I will never bow to Islamists.
I will never accept Islamist ways as part of Australian culture.
Anyone who votes for defeatists like Andrews should know precisely what the result of that decision will bring.
Here's Andrews speaking in October 2015, as reported by The Age.
Premier Daniel Andrews has come under fire for declaring Victorians must accept that violent extremism is part of contemporary Australia, as his government considers federal plans to beef up anti-terrorism laws.
Two weeks after a radicalised teen fatally shot a police worker in NSW, Victoria has not ruled out supporting Commonwealth plans to lower the age at which a control order can be obtained against a terrorism suspect, but says it requires more information from the Turnbull government.

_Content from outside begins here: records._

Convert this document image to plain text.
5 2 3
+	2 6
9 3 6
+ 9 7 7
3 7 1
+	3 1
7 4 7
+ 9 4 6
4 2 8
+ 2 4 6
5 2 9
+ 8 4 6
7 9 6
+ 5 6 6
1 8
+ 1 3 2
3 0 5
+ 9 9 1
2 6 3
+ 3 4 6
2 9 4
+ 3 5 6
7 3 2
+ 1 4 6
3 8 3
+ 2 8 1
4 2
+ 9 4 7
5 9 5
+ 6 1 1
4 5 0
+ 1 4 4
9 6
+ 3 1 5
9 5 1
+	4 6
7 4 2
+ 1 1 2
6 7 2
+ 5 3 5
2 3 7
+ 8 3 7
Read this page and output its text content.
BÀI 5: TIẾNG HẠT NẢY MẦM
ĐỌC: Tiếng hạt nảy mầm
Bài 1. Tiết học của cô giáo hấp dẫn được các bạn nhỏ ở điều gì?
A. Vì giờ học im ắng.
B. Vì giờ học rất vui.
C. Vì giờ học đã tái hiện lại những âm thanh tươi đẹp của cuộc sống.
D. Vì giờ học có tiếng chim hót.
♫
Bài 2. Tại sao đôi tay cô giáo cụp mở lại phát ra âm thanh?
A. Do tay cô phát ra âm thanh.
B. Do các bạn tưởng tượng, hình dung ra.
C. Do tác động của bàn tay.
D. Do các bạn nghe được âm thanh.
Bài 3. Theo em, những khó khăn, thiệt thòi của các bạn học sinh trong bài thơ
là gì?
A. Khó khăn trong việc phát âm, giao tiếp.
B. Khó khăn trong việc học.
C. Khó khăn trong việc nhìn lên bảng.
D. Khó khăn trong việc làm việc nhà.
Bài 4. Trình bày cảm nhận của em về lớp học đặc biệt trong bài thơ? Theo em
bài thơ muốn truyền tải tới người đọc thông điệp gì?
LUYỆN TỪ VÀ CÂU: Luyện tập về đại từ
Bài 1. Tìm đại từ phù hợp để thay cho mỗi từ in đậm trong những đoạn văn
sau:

However, back at Spring Street, a war of words erupted late last week, with Mr Andrews accused of "waving a white flag" by candidly suggesting that violent extremism is here to stay.
"We've got a range of work going on at the moment and I wouldn't pre-empt any announcements that we might make," the Premier said when asked if he supported lowering the threshold, "but all of us, as Victorians and indeed Australians, have to accept that violent extremism is part of a contemporary Australia."

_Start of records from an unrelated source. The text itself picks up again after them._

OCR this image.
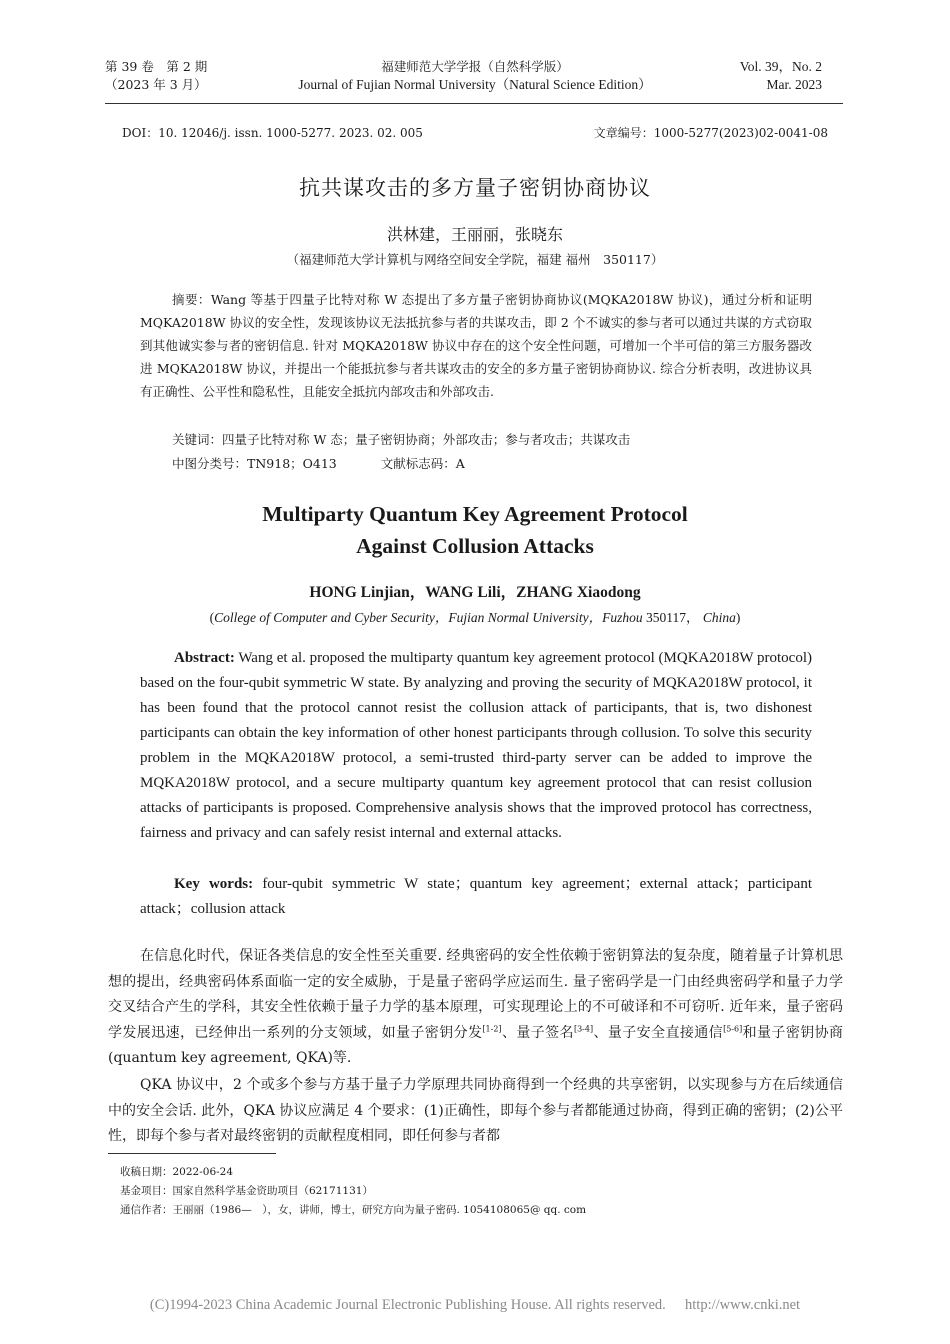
第 39 卷　第 2 期
（2023 年 3 月）
福建师范大学学报（自然科学版）
Journal of Fujian Normal University（Natural Science Edition）
Vol. 39，No. 2
Mar. 2023
DOI：10. 12046/j. issn. 1000-5277. 2023. 02. 005	文章编号：1000-5277(2023)02-0041-08
抗共谋攻击的多方量子密钥协商协议
洪林建，王丽丽，张晓东
（福建师范大学计算机与网络空间安全学院，福建 福州　350117）
摘要：Wang 等基于四量子比特对称 W 态提出了多方量子密钥协商协议(MQKA2018W 协议)，通过分析和证明 MQKA2018W 协议的安全性，发现该协议无法抵抗参与者的共谋攻击，即 2 个不诚实的参与者可以通过共谋的方式窃取到其他诚实参与者的密钥信息. 针对 MQKA2018W 协议中存在的这个安全性问题，可增加一个半可信的第三方服务器改进 MQKA2018W 协议，并提出一个能抵抗参与者共谋攻击的安全的多方量子密钥协商协议. 综合分析表明，改进协议具有正确性、公平性和隐私性，且能安全抵抗内部攻击和外部攻击.
关键词：四量子比特对称 W 态；量子密钥协商；外部攻击；参与者攻击；共谋攻击
中图分类号：TN918；O413	文献标志码：A
Multiparty Quantum Key Agreement Protocol
Against Collusion Attacks
HONG Linjian，WANG Lili，ZHANG Xiaodong
(College of Computer and Cyber Security，Fujian Normal University，Fuzhou 350117， China)
Abstract: Wang et al. proposed the multiparty quantum key agreement protocol (MQKA2018W protocol) based on the four-qubit symmetric W state. By analyzing and proving the security of MQKA2018W protocol, it has been found that the protocol cannot resist the collusion attack of participants, that is, two dishonest participants can obtain the key information of other honest participants through collusion. To solve this security problem in the MQKA2018W protocol, a semi-trusted third-party server can be added to improve the MQKA2018W protocol, and a secure multiparty quantum key agreement protocol that can resist collusion attacks of participants is proposed. Comprehensive analysis shows that the improved protocol has correctness, fairness and privacy and can safely resist internal and external attacks.
Key words: four-qubit symmetric W state；quantum key agreement；external attack；participant attack；collusion attack
在信息化时代，保证各类信息的安全性至关重要. 经典密码的安全性依赖于密钥算法的复杂度，随着量子计算机思想的提出，经典密码体系面临一定的安全威胁，于是量子密码学应运而生. 量子密码学是一门由经典密码学和量子力学交叉结合产生的学科，其安全性依赖于量子力学的基本原理，可实现理论上的不可破译和不可窃听. 近年来，量子密码学发展迅速，已经伸出一系列的分支领域，如量子密钥分发[1-2]、量子签名[3-4]、量子安全直接通信[5-6]和量子密钥协商(quantum key agreement, QKA)等.
QKA 协议中，2 个或多个参与方基于量子力学原理共同协商得到一个经典的共享密钥，以实现参与方在后续通信中的安全会话. 此外，QKA 协议应满足 4 个要求：(1)正确性，即每个参与者都能通过协商，得到正确的密钥；(2)公平性，即每个参与者对最终密钥的贡献程度相同，即任何参与者都
收稿日期：2022-06-24
基金项目：国家自然科学基金资助项目（62171131）
通信作者：王丽丽（1986—　），女，讲师，博士，研究方向为量子密码. 1054108065@ qq. com
(C)1994-2023 China Academic Journal Electronic Publishing House. All rights reserved. http://www.cnki.net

The comments come as a ministerial taskforce led by Deputy Premier James Merlino works behind the scenes on a range of initiatives to counter radicalisation among disengaged youth, and to strengthen ties with faith communities.

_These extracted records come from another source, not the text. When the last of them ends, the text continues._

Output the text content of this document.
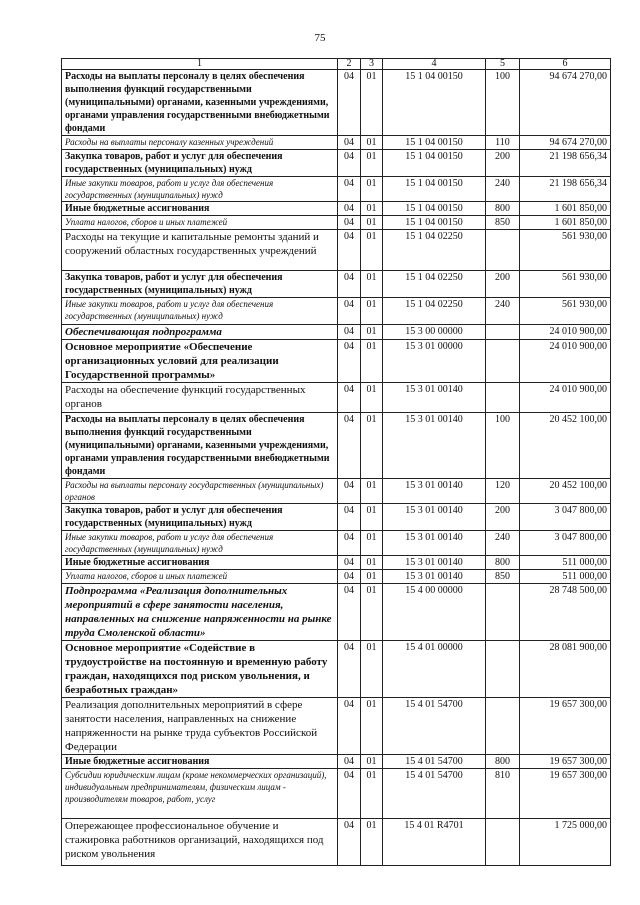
75
1	2	3	4	5	6
Расходы на выплаты персоналу в целях обеспечения выполнения функций государственными (муниципальными) органами, казенными учреждениями, органами управления государственными внебюджетными фондами	04	01	15 1 04 00150	100	94 674 270,00
Расходы на выплаты персоналу казенных учреждений	04	01	15 1 04 00150	110	94 674 270,00
Закупка товаров, работ и услуг для обеспечения государственных (муниципальных) нужд	04	01	15 1 04 00150	200	21 198 656,34
Иные закупки товаров, работ и услуг для обеспечения государственных (муниципальных) нужд	04	01	15 1 04 00150	240	21 198 656,34
Иные бюджетные ассигнования	04	01	15 1 04 00150	800	1 601 850,00
Уплата налогов, сборов и иных платежей	04	01	15 1 04 00150	850	1 601 850,00
Расходы на текущие и капитальные ремонты зданий и сооружений областных государственных учреждений	04	01	15 1 04 02250		561 930,00
Закупка товаров, работ и услуг для обеспечения государственных (муниципальных) нужд	04	01	15 1 04 02250	200	561 930,00
Иные закупки товаров, работ и услуг для обеспечения государственных (муниципальных) нужд	04	01	15 1 04 02250	240	561 930,00
Обеспечивающая подпрограмма	04	01	15 3 00 00000		24 010 900,00
Основное мероприятие «Обеспечение организационных условий для реализации Государственной программы»	04	01	15 3 01 00000		24 010 900,00
Расходы на обеспечение функций государственных органов	04	01	15 3 01 00140		24 010 900,00
Расходы на выплаты персоналу в целях обеспечения выполнения функций государственными (муниципальными) органами, казенными учреждениями, органами управления государственными внебюджетными фондами	04	01	15 3 01 00140	100	20 452 100,00
Расходы на выплаты персоналу государственных (муниципальных) органов	04	01	15 3 01 00140	120	20 452 100,00
Закупка товаров, работ и услуг для обеспечения государственных (муниципальных) нужд	04	01	15 3 01 00140	200	3 047 800,00
Иные закупки товаров, работ и услуг для обеспечения государственных (муниципальных) нужд	04	01	15 3 01 00140	240	3 047 800,00
Иные бюджетные ассигнования	04	01	15 3 01 00140	800	511 000,00
Уплата налогов, сборов и иных платежей	04	01	15 3 01 00140	850	511 000,00
Подпрограмма «Реализация дополнительных мероприятий в сфере занятости населения, направленных на снижение напряженности на рынке труда Смоленской области»	04	01	15 4 00 00000		28 748 500,00
Основное мероприятие «Содействие в трудоустройстве на постоянную и временную работу граждан, находящихся под риском увольнения, и безработных граждан»	04	01	15 4 01 00000		28 081 900,00
Реализация дополнительных мероприятий в сфере занятости населения, направленных на снижение напряженности на рынке труда субъектов Российской Федерации	04	01	15 4 01 54700		19 657 300,00
Иные бюджетные ассигнования	04	01	15 4 01 54700	800	19 657 300,00
Субсидии юридическим лицам (кроме некоммерческих организаций), индивидуальным предпринимателям, физическим лицам - производителям товаров, работ, услуг	04	01	15 4 01 54700	810	19 657 300,00
Опережающее профессиональное обучение и стажировка работников организаций, находящихся под риском увольнения	04	01	15 4 01 R4701		1 725 000,00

But the state Coalition seized on the Premier's views, accusing Mr Andrews adopting a defeatist attitude rather than showing leadership on the issue.
"Daniel Andrews by his comments... appears to be waving a white flag and saying to Australians that they should accept violent extremism as a part of Australian life. Victorians should not have to accept that violent extremism is here to stay," said the opposition's shadow attorney general John Pesutto. "Victorians expect and deserve a government that aspires to a safe and tolerant community."
The ongoing debate over violent extremism intensified this month following the shooting of NSW police accountant Curtis Cheng, who was killed by 15-year-old Farhad Jabar outside the NSW police headquarters in Parramatta.
In the wake of the tragedy, the Baird government wrote to Malcolm Turnbull pushing to lower the age in which control orders can apply, from 16 to 14 – a move that was adopted by the federal government last week.
New laws to be introduced in the next fortnight mean that terrorism suspects as young as 14 would soon be subject to special orders restricting their movements. Authorities will also be given the ability to monitor subjects more closely to ensure they are complying with the orders, and a new offence against "incitement of genocide" has been proposed.
Asked if the Victorian government supported reducing the threshold age for control orders, state Attorney General Martin Pakula replied: "The federal Attorney-General has not raised these proposals with me and I look forward to receiving further information from the Commonwealth government about their bill. There have been preliminary discussions at officer level but no agreement has been reached."
NSW has also pushed for law enforcement agencies to be allowed to hold terror suspects without charge for 28 days – double the current 14-day period. On that front, Mr Pakula said: "The NSW government hasn't provided the other states and territories with detail of their proposal. Clearly this requires further discussion between all states and territories."